I’ve kept a huge one for far too long now. Two fuckin’ years to be exact.
Fuck it. I can’t take it anymore. Can you imagine having the most incredible story of your life and not being able to tell anyone? The inner tension is so bad I’m sure it could kill you.
I’m telling it here. A part of it anyway. I’m still afraid there would be consequences.
If you know me personally, perhaps I’ve told you part of this, in a joking manner.
I wasn’t joking. I was cracking up. I just couldn’t keep it in anymore. If you knew the truth, you’d have thought me the scum of the universe.
But it’s too late. Better you read it here than somewhere else. At least you’ll hear my side of the story first.
How do I start?
In the middle I guess. I don’t want to elaborate on how it began. That would compromise too many good friends now unrelated with what I did.
So here it is in a nutshell:
Those stories I ‘made up’ about selling guns to Zambia, then the D.R. of Congo?
They were true.
Well, I didn’t sell them directly. I mostly handled the back-end duties. Some basic creative accounting, email correspondence and coordination with our field agents, and cycling the illegal profits back into the legal money system.
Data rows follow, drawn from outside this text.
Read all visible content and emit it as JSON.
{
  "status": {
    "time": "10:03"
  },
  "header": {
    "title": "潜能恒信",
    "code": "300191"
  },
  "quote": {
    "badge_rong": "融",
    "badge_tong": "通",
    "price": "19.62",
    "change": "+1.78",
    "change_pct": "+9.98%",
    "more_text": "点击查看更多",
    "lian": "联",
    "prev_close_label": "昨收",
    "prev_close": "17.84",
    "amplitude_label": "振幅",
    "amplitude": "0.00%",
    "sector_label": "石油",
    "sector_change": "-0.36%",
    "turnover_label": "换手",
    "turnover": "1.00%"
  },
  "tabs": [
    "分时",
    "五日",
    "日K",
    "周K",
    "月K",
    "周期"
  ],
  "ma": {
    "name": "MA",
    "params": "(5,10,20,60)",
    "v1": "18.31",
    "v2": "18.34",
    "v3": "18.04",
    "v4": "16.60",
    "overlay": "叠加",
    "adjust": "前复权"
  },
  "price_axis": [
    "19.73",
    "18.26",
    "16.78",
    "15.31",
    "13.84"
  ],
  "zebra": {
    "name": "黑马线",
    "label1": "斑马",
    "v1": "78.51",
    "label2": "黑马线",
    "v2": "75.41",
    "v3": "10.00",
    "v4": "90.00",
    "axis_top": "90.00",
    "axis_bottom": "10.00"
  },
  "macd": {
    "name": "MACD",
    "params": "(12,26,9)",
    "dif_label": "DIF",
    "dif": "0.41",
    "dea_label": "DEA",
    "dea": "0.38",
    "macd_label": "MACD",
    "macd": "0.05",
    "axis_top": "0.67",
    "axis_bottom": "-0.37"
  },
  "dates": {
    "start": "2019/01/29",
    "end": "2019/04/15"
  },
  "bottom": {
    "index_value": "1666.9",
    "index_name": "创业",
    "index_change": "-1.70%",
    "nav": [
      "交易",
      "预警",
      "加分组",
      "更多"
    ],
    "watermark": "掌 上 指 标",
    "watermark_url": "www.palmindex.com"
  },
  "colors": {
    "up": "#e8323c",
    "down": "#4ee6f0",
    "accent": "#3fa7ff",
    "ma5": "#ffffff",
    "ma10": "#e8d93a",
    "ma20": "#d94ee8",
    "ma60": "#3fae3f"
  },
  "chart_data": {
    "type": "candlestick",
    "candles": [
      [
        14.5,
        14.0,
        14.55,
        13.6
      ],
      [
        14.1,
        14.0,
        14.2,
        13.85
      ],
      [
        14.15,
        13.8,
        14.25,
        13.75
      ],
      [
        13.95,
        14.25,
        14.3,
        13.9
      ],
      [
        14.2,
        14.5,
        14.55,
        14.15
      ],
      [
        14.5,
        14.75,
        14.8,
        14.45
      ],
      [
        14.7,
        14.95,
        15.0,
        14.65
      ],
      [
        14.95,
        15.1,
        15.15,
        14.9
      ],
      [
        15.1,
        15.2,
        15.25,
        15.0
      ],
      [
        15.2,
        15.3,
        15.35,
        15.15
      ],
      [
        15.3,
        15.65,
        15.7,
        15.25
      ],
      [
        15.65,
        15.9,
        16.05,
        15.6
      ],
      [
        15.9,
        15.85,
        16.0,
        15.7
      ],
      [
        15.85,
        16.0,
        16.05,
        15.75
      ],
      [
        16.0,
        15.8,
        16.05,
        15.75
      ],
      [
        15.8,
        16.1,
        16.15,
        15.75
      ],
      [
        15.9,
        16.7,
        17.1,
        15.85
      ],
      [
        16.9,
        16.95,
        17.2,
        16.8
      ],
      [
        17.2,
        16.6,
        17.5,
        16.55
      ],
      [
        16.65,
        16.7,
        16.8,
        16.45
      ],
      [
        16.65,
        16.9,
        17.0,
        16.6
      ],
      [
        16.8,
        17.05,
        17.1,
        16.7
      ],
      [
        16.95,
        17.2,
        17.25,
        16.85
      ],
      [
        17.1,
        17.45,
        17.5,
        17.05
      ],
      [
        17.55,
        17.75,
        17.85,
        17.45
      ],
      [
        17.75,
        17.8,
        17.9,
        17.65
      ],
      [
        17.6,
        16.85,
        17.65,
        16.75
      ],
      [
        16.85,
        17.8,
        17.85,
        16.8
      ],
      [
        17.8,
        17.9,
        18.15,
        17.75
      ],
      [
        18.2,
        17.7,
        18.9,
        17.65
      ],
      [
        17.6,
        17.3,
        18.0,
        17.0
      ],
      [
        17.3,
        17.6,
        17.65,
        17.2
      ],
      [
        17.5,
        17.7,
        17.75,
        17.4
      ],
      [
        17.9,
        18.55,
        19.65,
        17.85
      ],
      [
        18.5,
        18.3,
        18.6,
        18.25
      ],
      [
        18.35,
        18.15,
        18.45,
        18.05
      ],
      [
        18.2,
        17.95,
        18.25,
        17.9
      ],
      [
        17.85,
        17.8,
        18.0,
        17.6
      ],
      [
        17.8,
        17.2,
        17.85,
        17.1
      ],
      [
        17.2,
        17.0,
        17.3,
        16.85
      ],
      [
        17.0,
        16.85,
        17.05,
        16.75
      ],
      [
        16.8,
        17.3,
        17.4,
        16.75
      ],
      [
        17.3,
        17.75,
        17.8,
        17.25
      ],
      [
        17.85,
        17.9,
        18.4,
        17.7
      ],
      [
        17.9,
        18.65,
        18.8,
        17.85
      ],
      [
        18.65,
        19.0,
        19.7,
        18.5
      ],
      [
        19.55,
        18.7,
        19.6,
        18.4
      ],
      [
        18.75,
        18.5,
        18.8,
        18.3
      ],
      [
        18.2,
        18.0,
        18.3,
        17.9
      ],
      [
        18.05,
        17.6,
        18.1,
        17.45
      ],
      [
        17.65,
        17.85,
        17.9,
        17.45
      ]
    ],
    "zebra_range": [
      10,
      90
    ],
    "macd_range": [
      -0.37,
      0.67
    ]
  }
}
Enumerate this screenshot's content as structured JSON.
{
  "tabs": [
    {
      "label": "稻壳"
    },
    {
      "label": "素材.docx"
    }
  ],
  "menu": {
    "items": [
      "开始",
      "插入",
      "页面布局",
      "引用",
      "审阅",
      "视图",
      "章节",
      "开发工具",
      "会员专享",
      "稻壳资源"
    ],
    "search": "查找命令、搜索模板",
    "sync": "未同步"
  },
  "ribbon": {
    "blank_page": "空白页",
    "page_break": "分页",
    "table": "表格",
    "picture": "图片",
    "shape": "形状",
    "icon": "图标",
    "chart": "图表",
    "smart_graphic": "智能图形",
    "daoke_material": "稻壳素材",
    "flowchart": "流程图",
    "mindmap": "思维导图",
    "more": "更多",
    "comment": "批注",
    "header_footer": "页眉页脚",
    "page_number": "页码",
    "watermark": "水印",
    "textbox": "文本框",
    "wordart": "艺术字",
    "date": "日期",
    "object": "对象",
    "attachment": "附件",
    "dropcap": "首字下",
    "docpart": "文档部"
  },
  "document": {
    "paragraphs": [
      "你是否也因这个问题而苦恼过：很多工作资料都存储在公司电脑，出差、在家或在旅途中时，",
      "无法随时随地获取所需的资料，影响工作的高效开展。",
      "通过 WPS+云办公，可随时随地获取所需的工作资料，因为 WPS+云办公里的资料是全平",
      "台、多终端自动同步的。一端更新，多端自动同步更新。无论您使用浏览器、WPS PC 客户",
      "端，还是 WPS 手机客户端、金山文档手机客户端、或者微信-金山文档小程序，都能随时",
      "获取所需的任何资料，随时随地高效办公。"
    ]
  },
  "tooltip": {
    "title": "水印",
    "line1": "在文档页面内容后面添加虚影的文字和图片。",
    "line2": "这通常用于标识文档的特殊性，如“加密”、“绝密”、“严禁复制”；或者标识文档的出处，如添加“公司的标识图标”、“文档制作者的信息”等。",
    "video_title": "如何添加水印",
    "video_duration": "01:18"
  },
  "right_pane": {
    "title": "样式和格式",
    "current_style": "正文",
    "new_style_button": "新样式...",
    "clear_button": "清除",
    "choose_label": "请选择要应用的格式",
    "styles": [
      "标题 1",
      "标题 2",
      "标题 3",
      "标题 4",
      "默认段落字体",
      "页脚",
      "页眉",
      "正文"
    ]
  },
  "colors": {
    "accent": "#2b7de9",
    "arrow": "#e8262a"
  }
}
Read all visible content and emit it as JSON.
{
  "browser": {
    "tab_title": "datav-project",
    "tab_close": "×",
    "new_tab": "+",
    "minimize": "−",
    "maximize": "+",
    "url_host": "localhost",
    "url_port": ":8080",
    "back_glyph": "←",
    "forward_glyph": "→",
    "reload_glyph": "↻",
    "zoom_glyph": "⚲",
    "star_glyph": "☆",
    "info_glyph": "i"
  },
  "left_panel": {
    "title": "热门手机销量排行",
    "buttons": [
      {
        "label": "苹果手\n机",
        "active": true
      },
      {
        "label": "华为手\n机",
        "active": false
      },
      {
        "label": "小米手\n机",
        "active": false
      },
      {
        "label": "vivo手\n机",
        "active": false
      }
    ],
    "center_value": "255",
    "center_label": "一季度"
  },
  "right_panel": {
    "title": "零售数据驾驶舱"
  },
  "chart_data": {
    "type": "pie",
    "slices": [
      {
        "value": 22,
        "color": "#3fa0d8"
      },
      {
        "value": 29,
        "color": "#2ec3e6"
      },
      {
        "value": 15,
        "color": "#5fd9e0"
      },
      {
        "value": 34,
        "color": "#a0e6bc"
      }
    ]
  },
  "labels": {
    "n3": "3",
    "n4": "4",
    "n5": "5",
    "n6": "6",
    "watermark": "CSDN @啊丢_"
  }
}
Nonetheless I was involved and a willing accomplice.
You’d be surprised how easy it is to launder money in Singapore. Banks here, unlike the USA, do not have regulation on how much you can deposit before they start checking your books. Even if they checked, you could have the money out of the country long before they can do anything.
But enough with the boring accounting shit. Here’s the interesting part – how we actually acquired our stocks of arms.
Suppliers were mostly from North Korea. It is corrupted as fuck there! The ranking officers were selling their surplus North Korean Type 68’s at US$100 a piece. We issued them receipts for US$70 (which were given to the government) and they pocketed the difference.
The rifles were bundled into trucks and driven across the Chinese border. A small bribe allows smooth passage of the merchandise. At a small town called Dalijiazhen 300km from the border, the cargo would be unloaded at an aquatic farm along the shoreline. The goods are then loaded on a boat.
After a quick run through the bay, the boat reaches Changhai Island, which has an operational international airport. Disguised as plumbing parts, the crates of weapons are loaded onto a cargo plane. This cargo plane heads straight for Zambia where our goods are either sold to the local government, or shipped across the border to the Democratic Republic of Congo, where ongoing localized conflicts ensure a steady demand.
The North Korean Type-68. Fairly decent Russian AKM copy.
We shipped about 10,000 pieces twice a year. They were sold at roughly $300. I say roughly because we were usually paid in diamonds. Minus the cost of dissolving these conflict diamonds into the market, we generally had around $3,000,000 revenue per shipment.
That was our main operation. On the side, we shipped Chinese handguns to criminal organizations around South East Asia. In fact, I kept a Norinco Model 77B from one of our shipments. It sits on my table as I write this.
We didn’t supply the 7.62mm rounds though.
Life was good. I didn’t get a very large cut, but it was plenty to live well.
Unfortunately, all good things come to an end.
Our top masterminds were recently arrested, crippling our organization. Investigators are penetrating our whole network. It’s just a matter of time before I get implicated as well.
I’m not sure what to do, but writing this out made me feel… better? I don’t know – it’s probably not going to help seeing as everything is FUBAR anyway.
Edit: I just got a call from my Singaporean partner. There were police outside his building. I’m going to dispose of the Norinco. Blogs are not considered as evidence in court, right?